Black Americans offered fewer knee replacements, affecting quality of life — 10 insights

Black patients with knee osteoarthritis are offered knee replacement surgery at lower rates than white patients in the U.S., leading to losses in quality-adjusted life years, suggests a study in Arthritis Care & Research. Here are 10 insights from Reuters:

1. Researchers based their findings on current estimated rates of knee replacement surgery and a computer simulation of the procedure.

2. The study predicts quality-adjusted life years, which are a measure of functional ability and its impact on overall quality of life that takes life expectancy into account.

3. Researchers estimated about 23 percent of white patients and 12 percent of black patients in the U.S. would be offered total knee replacement surgery.

4. Researchers estimated 83 percent of white men and 78 percent of white women would have the procedure when it was offered, compared to 59 percent of black men and 64 percent of black women.

5. The probabilities of complications — such as heart attacks, pneumonia, pulmonary artery blockages or death in the first year after surgery — were factored into the quality-adjusted life years estimates.

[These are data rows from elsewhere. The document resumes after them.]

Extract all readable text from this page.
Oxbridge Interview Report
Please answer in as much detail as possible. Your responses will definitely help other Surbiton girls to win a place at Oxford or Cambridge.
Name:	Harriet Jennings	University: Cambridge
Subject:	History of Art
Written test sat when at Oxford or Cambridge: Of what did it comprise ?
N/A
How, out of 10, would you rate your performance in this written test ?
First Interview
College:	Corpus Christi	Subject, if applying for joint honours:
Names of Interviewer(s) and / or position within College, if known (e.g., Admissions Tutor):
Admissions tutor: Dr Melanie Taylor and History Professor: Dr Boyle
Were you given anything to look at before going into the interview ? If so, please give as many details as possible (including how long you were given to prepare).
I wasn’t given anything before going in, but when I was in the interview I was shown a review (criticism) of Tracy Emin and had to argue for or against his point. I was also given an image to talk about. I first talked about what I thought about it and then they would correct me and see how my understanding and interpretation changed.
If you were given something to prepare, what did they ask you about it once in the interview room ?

6. Based on those rates, researchers calculated the U.S. black population gains 64,100 quality-adjusted life years from total knee replacement surgery, but it could be gaining more.

7. Black men and women would gain an additional 72,000 quality-adjusted life years if they were to experience the same offer rates and complication rates as white patients. Researchers consider these 72,000 years a loss because they are unrealized.

8. When the numbers are broken down, the procedure results in 4.8 quality-adjusted life years gained per 100 black men, compared to 12.6 per 100 white men.

9. White women gain nearly twice as many quality-adjusted life years per 100 women (15.7) as black women do (8.2).

10. The study doesn't address why there are racial disparities in offer and surgery acceptance rates or account for a broad scope of patient preferences. It is not a controlled experiment, and the computer simulation may not reflect the outcomes for real-life populations.